Here are the symptoms the author correctly notes:
Obviously, rival Sunday attractions also hastened the process of change, but by the end of the century the Church of England had largely become a "members only" organisation. Go to any parish church and the notices ("See Sue for tickets", "Tell Pamela if you can help") indicate that everyone knows everyone and newcomers are not expected. Even cathedrals model themselves on suburban parishes, nurturing their regular congregations. Attend debates at the church's parliament or general synod and you witness an inward-looking body.

Now here is where he gets the diagnosis wrong:
If the church prefers commitment to numbers, that is its prerogative. If, on social issues, it wishes to be out-of-step with public opinion, that is its decision. If, as a result, it appears irrelevant, it must not be surprised if it loses the perks of being part of the establishment.

Commitment does not have to be the opposite of numbers. In fact, some churches that have the highest demands for commitment are also the largest and fastest growing. Take for instance this mission statement from Willow Creek Community Church: "The mission of Willow Creek Community Church is to turn irreligious people into fully devoted followers of Jesus Christ." And they have done it—by the thousands!

Here is another instance of the author's misdiagnosis:
The rise of the parish communion was not the only manifestation of the church's changing nature. Until 1967, many "low church" parishes were simply churches without a lot of candles, vestments and ritual. In that year, at a short congress, the evangelical leader John Stott set out a new agenda. The evangelical wing of the church awoke to preach biblical truths with a new passion and, often, a requirement that its members should be "born again".

In other words, the author suggests that churches that followed John Stott in preaching biblical truth and requiring real commitment became irrelevant. What the author (amazingly) fails to realize is that the evangelical churches in Britain who followed John Stott's lead are virtually the only ones displaying any growth and vitality.

It is precisely the churches that have failed to preach biblical truth and require commitment that have become inward looking and irrelevant. The author evidently prefers the days when churches used Matins (instead of Holy Communion) as the primary service and used an older prayerbook that allowed people to say things they didn't really understand. In other words, when the church used to be irrelevant, it was really relevant. Huh?
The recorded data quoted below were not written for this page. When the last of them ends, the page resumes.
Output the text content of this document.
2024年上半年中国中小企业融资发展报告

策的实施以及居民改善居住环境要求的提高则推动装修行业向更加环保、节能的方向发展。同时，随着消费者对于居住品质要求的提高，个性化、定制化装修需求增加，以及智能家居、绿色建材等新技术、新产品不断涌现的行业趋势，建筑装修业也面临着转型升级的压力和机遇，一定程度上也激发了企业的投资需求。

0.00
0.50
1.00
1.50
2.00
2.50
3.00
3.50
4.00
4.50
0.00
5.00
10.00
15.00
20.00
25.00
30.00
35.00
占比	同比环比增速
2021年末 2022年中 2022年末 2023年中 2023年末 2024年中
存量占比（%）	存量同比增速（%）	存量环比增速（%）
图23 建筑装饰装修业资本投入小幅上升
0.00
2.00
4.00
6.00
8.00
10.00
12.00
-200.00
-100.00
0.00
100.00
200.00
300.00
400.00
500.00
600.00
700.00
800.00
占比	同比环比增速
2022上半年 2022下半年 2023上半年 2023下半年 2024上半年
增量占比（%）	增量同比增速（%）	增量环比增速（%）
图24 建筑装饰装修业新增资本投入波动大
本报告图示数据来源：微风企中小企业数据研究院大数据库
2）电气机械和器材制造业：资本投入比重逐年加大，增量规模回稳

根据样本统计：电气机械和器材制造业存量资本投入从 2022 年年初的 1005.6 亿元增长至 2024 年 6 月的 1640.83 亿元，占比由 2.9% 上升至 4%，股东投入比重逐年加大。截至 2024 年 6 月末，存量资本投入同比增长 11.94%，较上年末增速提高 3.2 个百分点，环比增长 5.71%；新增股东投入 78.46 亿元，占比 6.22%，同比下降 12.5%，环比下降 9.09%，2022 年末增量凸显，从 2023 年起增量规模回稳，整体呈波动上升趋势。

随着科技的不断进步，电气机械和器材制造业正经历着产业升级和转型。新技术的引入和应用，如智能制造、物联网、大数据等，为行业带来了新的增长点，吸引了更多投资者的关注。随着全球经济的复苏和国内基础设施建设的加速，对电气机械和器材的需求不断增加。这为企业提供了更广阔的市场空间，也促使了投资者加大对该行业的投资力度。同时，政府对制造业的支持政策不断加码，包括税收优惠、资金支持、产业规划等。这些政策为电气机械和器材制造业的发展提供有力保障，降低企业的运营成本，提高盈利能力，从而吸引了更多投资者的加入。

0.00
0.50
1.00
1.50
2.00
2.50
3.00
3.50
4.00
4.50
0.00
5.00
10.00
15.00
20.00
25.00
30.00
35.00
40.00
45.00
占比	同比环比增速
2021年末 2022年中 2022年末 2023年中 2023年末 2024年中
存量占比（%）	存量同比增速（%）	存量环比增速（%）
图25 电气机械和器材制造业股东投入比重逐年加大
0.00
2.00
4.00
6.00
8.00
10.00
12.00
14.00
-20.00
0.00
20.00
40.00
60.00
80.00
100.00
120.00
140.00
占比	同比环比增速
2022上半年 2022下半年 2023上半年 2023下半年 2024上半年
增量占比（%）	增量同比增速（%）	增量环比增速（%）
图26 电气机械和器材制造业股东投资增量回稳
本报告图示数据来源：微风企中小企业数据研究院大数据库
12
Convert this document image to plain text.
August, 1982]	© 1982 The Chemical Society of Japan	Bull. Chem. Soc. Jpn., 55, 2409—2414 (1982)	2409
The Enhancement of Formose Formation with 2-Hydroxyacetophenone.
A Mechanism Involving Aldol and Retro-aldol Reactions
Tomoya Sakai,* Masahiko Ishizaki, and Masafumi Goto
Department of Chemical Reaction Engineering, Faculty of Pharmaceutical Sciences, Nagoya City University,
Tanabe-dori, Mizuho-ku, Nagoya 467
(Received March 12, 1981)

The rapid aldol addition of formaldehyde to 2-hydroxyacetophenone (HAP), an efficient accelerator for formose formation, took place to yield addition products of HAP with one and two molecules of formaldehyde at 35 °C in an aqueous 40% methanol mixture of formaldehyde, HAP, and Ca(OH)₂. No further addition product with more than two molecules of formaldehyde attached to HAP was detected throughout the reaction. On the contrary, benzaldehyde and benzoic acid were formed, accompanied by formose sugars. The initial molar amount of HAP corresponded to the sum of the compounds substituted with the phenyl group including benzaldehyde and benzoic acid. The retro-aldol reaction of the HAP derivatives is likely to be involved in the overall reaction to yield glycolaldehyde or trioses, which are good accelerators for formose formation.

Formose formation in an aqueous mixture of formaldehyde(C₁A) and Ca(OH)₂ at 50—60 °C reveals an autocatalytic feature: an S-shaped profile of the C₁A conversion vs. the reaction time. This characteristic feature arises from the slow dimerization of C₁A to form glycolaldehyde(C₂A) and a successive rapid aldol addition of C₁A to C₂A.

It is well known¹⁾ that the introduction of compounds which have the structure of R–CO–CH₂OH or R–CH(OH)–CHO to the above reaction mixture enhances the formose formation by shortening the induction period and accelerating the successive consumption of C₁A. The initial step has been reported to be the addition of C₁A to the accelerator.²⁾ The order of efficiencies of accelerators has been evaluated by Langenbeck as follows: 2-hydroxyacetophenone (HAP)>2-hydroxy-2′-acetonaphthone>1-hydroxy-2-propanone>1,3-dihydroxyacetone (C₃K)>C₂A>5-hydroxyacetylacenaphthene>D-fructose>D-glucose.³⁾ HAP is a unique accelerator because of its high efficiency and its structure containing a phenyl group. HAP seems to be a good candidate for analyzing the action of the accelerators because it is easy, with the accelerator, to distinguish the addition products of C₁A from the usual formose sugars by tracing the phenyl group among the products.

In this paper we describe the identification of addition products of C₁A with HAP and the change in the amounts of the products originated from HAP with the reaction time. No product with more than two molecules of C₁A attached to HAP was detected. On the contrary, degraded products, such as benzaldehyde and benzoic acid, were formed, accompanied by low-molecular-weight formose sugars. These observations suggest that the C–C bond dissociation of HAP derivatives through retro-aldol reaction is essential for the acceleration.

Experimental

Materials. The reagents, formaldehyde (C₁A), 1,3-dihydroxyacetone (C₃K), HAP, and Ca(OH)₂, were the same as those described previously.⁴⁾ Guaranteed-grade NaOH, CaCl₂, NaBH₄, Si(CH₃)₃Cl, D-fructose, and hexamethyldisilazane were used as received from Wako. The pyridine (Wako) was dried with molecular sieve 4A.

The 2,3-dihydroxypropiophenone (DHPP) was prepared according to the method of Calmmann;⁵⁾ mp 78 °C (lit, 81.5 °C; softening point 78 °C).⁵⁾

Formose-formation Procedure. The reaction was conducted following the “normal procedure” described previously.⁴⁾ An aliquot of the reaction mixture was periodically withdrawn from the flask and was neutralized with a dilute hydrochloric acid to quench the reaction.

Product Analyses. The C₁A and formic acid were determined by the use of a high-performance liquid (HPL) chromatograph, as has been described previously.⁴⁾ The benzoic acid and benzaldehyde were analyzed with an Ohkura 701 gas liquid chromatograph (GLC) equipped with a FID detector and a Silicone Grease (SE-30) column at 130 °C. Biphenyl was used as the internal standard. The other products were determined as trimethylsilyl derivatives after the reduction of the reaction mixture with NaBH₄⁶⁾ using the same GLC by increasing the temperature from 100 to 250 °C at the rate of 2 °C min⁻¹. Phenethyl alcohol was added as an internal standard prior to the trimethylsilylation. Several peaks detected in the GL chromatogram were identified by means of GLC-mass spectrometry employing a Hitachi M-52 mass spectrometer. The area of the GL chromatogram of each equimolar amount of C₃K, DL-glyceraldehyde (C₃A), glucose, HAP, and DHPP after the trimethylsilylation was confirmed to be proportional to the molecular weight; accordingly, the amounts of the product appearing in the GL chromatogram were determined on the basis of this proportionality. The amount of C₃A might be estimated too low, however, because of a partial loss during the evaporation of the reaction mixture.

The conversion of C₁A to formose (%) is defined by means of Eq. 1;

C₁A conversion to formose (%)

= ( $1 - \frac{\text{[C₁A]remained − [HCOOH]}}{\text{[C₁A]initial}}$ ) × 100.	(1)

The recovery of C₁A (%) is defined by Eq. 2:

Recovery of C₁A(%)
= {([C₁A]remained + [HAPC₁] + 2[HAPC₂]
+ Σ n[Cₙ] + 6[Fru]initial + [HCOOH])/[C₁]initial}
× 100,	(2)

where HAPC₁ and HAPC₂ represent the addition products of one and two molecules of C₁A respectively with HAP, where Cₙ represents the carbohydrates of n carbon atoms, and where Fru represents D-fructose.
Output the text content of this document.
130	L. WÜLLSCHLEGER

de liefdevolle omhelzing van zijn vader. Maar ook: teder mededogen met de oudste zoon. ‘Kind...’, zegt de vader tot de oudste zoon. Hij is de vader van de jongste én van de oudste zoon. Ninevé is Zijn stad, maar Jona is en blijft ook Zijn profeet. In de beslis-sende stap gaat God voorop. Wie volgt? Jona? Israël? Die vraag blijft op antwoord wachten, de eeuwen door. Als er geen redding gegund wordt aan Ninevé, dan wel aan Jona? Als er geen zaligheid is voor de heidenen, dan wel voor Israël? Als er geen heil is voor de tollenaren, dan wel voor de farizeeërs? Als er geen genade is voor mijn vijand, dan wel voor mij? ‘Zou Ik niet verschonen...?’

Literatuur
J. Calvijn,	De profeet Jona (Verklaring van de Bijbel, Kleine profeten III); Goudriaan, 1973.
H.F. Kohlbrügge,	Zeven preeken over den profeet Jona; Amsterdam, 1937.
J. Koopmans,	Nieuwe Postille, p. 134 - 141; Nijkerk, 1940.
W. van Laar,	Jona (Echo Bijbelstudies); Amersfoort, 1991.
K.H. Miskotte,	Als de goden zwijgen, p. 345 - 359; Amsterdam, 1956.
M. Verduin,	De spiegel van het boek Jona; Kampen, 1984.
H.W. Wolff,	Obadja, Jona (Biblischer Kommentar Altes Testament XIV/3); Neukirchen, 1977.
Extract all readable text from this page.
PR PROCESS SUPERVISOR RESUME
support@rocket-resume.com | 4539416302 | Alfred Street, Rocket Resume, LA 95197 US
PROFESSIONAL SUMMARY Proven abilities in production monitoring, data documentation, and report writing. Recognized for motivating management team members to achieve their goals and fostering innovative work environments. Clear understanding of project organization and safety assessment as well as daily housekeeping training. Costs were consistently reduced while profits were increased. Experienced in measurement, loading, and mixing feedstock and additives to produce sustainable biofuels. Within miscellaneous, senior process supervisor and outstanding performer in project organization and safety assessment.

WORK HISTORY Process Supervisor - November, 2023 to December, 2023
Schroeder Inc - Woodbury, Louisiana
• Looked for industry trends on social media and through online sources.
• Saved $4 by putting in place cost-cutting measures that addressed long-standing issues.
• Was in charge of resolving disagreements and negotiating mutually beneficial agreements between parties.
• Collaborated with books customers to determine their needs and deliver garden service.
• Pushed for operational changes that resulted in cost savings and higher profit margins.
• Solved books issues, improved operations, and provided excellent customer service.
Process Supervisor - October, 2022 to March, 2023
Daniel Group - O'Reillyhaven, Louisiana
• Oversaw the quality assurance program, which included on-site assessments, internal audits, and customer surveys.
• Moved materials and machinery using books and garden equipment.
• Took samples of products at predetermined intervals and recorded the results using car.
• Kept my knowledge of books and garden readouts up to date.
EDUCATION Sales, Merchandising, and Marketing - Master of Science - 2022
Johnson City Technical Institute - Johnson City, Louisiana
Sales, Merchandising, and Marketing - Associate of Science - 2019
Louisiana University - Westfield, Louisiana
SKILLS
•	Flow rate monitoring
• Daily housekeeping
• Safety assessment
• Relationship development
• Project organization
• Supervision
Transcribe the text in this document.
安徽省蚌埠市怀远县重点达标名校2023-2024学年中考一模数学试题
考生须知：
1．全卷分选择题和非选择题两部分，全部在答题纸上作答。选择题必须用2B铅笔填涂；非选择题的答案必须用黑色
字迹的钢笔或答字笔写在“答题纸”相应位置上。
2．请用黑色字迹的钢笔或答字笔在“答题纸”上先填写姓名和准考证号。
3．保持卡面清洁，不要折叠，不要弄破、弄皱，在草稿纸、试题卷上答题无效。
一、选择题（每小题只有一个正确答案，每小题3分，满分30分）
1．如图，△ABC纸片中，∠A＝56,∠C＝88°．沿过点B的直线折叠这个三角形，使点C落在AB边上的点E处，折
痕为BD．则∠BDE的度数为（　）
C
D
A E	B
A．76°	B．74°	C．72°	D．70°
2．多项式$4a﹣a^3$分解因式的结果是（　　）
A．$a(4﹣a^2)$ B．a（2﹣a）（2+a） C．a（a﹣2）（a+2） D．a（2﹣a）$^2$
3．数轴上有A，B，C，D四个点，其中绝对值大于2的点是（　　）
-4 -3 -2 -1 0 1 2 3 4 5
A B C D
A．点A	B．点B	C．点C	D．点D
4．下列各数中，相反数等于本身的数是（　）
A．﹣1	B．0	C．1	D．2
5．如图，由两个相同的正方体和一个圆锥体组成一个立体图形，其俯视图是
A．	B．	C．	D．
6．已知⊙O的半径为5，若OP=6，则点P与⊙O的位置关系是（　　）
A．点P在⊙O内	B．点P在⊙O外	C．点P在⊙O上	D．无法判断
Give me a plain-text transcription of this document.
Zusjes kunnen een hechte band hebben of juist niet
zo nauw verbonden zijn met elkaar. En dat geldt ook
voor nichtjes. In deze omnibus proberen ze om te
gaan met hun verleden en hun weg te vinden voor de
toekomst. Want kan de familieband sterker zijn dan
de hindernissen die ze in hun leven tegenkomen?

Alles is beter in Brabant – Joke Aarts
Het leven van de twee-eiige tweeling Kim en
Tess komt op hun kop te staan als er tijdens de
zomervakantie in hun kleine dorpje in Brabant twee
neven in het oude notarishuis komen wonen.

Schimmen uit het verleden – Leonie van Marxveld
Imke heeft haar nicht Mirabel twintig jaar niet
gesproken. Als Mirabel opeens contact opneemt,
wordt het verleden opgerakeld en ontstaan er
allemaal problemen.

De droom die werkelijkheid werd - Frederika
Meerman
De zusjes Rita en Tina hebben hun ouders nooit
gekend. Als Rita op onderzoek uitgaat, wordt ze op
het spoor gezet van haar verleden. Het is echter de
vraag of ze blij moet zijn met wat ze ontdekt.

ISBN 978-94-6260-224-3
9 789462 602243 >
Growing churches sometimes say that their mission is to be "high impact, high commitment" congregations. These congregations are committed to having a high impact in reaching their communities, and they stress a high level of commitment from those who become "fully devoted followers of Jesus Christ." The problem with the "irrelevant" British churches the author cites is that they have long ago lost any desire to be "high impact." They are not so much irrelevant as dormant.

In noting that the church is "out-of-step with public opinion" on social issues, the author appears to mean that the Church ought to follow the direction of the culture in social and moral issues instead of challenging it. Again, he could learn something from the American experience, where churches right now are at a watershed. The mainline churches that are following the culture are shrinking. The churches that are counter-cultural in their moral and ethical teaching are growing.

And as for the "church's preference for commitment over numbers"—it doesn't take a high level of commitment for people to show up at the same club meeting every Sunday morning; it could just mean they are a bunch of poor dweebs with no place else to go. If these congregations really were "high commitment," they would be evangelizing their cities, ministering to the poor, and involved in world mission. Churches that are heavily involved in that kind of outreach don't shrink; they grow.

My recommendation is for the author to take a couple of years to become seriously involved with a congregation like All Souls, Langham Place or Holy Trinity, Brompton, and really embrace the faith they teach. Then let's see if he still agrees with his own article.